Por seu lado, o PSD ainda não descartara a possibilidade de um acordo com o PTB, prosseguindo os entendimentos. Não obstante essa nova diretriz do partido, João Neves da Fontoura e Fausto de Freitas e Castro, como representantes gaúchos junto ao diretório nacional do PSD, continuaram insistindo na indicação do nome de Nereu Ramos. Segundo Maria Celina Soares d’Araújo, o diretório regional do PSD do Rio Grande do Sul, ao longo do debate sucessório, se manteve sempre em “postura crítica e independente” em relação às orientações ditadas pelo Catete, pelo que recebeu a designação de “ala autonomista”.

Ao ser assinado em março de 1950 o acordo entre Vargas e Ademar de Barros, a candidatura de Eduardo Gomes já era uma realidade, ao passo que o PSD ainda se mostrava indeciso.
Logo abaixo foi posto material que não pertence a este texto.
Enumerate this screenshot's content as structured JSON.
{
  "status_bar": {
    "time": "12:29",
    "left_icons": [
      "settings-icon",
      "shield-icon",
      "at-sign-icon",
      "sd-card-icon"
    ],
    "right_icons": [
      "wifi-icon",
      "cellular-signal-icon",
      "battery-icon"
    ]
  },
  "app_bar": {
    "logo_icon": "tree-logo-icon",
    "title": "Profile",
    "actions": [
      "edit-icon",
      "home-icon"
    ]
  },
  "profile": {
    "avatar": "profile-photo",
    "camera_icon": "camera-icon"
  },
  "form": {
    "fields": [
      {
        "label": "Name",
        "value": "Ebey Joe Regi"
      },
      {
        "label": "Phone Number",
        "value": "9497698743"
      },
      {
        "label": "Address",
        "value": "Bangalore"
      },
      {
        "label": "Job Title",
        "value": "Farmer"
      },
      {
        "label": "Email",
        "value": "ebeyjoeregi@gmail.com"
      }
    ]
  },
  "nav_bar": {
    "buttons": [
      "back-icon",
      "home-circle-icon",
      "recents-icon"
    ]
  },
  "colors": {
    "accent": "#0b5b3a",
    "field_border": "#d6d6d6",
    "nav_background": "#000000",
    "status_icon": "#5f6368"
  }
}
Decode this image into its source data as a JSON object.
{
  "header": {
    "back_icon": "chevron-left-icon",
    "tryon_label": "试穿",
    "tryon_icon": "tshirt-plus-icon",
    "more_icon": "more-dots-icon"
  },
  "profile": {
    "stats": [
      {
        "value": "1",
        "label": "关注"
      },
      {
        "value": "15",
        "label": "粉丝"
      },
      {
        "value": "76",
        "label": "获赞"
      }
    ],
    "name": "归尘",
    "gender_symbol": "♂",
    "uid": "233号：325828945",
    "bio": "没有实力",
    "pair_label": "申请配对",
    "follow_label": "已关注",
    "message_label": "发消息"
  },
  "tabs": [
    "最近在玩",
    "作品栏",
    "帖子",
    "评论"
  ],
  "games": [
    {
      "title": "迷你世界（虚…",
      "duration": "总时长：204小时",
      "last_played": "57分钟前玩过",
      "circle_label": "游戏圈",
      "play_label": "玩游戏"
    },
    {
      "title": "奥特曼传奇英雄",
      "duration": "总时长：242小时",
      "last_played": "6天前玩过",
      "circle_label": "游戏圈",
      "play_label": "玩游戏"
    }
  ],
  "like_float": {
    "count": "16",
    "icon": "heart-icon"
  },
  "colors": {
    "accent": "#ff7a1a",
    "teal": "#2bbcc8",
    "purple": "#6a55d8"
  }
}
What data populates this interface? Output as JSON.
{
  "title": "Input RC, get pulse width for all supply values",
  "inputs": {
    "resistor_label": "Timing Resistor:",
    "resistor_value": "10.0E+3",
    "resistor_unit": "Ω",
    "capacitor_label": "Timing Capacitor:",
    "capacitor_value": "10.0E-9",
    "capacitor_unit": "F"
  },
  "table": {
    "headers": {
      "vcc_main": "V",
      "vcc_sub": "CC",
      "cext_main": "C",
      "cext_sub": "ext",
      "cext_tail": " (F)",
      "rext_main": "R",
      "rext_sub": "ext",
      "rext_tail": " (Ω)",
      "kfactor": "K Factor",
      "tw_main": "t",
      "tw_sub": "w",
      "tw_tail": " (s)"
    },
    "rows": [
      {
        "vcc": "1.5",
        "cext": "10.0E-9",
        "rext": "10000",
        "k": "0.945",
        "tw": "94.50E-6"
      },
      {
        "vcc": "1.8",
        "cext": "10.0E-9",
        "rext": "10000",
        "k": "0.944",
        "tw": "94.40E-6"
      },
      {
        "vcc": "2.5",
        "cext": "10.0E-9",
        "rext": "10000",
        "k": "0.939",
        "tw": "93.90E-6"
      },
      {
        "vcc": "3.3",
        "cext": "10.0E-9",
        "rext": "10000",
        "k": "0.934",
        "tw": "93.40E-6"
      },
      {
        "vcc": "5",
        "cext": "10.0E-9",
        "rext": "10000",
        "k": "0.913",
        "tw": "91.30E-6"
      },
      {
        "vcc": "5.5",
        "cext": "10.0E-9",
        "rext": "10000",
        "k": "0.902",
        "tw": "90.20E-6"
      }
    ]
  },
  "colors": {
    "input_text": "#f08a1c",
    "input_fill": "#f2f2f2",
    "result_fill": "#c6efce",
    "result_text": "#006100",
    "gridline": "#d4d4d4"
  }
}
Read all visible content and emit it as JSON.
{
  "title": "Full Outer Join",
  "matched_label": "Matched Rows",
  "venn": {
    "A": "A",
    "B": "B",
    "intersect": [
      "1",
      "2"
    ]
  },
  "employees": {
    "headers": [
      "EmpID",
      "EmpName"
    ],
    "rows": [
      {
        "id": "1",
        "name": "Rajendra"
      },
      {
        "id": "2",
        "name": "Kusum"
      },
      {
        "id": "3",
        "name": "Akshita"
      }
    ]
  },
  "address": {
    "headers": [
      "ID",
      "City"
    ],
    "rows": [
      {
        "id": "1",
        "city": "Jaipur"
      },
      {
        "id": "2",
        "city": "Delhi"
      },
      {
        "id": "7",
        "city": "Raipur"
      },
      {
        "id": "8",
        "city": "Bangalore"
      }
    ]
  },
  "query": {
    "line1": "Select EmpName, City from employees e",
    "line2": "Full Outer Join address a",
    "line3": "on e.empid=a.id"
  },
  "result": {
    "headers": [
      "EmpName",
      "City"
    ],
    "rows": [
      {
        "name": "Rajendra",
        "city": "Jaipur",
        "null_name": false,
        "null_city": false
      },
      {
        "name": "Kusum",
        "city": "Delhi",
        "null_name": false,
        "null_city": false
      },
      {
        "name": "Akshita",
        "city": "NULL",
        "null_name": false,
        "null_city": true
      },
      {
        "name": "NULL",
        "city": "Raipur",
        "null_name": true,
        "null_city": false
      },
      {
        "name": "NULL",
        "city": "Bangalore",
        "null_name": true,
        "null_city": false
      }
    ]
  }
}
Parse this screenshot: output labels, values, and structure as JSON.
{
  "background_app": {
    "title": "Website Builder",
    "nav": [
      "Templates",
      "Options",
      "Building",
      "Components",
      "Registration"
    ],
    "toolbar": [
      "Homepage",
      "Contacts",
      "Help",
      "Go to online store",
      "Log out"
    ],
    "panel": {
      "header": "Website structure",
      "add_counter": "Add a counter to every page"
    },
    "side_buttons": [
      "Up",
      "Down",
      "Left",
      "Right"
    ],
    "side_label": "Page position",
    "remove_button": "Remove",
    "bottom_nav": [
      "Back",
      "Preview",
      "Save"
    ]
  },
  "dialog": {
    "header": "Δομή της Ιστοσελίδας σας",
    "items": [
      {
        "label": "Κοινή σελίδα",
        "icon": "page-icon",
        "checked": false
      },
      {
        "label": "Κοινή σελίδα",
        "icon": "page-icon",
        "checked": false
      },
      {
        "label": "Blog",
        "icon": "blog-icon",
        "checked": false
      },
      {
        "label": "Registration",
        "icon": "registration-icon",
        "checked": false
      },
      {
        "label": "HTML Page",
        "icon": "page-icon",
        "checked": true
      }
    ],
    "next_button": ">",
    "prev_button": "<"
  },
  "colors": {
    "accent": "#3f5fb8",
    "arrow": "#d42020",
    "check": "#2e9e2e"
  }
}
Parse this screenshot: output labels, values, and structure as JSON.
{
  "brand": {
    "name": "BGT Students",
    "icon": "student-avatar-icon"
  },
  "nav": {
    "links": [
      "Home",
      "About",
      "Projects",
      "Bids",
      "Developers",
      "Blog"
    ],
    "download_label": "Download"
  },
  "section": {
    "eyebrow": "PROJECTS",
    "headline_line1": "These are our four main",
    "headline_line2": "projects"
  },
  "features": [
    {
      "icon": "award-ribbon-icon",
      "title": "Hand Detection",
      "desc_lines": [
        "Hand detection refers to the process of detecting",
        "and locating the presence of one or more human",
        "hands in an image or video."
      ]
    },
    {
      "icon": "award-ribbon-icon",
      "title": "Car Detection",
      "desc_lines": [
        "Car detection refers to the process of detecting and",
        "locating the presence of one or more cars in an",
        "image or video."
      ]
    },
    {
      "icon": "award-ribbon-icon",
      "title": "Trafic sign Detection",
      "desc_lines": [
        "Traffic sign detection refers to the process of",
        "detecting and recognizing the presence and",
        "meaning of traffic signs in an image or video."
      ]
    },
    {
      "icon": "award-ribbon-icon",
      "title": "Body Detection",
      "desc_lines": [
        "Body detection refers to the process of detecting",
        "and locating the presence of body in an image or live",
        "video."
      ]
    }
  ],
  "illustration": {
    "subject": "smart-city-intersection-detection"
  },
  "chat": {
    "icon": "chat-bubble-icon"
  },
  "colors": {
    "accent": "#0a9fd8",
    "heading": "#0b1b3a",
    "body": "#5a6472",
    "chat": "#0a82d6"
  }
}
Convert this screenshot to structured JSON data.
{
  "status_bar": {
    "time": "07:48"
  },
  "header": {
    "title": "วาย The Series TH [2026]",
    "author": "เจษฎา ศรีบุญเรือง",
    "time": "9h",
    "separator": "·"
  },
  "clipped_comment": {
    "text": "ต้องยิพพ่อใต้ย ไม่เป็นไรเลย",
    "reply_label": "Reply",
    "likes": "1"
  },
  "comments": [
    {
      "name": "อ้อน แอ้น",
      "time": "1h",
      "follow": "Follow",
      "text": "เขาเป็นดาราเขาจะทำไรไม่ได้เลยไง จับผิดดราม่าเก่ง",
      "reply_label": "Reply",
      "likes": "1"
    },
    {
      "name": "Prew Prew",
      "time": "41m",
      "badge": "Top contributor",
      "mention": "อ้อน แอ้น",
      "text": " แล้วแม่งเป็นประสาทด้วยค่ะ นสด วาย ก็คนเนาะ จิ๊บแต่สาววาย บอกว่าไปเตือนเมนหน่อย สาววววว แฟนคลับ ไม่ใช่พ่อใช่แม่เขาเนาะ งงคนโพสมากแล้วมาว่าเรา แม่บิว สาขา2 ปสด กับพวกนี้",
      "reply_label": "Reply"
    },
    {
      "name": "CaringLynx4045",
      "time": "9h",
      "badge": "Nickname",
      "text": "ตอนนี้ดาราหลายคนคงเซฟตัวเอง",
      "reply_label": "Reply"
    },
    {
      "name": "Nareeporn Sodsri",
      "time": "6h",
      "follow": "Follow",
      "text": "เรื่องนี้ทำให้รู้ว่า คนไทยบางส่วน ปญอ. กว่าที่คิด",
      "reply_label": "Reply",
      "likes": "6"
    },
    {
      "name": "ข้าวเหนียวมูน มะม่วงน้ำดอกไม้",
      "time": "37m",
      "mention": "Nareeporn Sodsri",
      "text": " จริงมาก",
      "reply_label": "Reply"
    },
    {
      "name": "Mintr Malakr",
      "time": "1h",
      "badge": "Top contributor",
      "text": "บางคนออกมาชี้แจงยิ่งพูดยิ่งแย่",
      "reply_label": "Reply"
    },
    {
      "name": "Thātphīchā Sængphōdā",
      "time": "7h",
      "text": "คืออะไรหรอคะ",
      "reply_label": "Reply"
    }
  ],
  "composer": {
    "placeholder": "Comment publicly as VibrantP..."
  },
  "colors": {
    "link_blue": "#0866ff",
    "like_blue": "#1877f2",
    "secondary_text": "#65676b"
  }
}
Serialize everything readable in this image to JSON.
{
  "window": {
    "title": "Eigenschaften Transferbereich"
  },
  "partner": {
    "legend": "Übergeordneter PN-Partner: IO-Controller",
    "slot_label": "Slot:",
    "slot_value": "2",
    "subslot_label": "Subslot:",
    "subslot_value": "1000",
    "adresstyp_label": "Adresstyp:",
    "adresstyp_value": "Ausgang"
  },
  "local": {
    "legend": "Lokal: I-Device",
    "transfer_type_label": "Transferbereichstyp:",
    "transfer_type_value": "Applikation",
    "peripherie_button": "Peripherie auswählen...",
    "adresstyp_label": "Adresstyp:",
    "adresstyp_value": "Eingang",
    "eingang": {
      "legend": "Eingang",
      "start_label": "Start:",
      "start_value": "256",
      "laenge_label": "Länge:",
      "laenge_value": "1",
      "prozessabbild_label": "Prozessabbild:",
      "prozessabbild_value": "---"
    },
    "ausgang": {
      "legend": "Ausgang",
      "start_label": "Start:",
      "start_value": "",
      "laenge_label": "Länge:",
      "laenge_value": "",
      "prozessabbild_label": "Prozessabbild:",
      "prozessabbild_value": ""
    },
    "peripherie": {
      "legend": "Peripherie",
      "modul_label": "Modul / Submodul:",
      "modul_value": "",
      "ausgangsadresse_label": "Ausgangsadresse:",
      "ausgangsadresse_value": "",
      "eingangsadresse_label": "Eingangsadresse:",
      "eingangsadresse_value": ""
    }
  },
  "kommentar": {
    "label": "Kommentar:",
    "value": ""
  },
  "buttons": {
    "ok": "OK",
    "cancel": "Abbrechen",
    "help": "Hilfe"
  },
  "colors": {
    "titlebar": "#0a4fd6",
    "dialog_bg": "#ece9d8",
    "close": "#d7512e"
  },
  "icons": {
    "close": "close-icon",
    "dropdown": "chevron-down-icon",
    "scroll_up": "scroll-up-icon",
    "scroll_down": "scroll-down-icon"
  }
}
No início do mês seguinte, os jornais de Porto Alegre publicaram um telegrama de Carlos Cirilo Júnior, presidente interino do PSD, nomeado por Dutra coordenador das negociações visando à solução do problema sucessório, indicando o nome de João Neves da Fontoura para a presidência da República. Já nesse momento, dentro do PSD, uma ponderável corrente preparava o lançamento da candidatura do político cachoeirense. Segundo Hélio Silva, “esta candidatura... tida como de hostilidade ao chefe do governo, implicava duas conseqüências: união com elementos populistas e a possível entrega do estado [Rio Grande do Sul] a uma direção trabalhista como compensação ao apoio de Vargas”.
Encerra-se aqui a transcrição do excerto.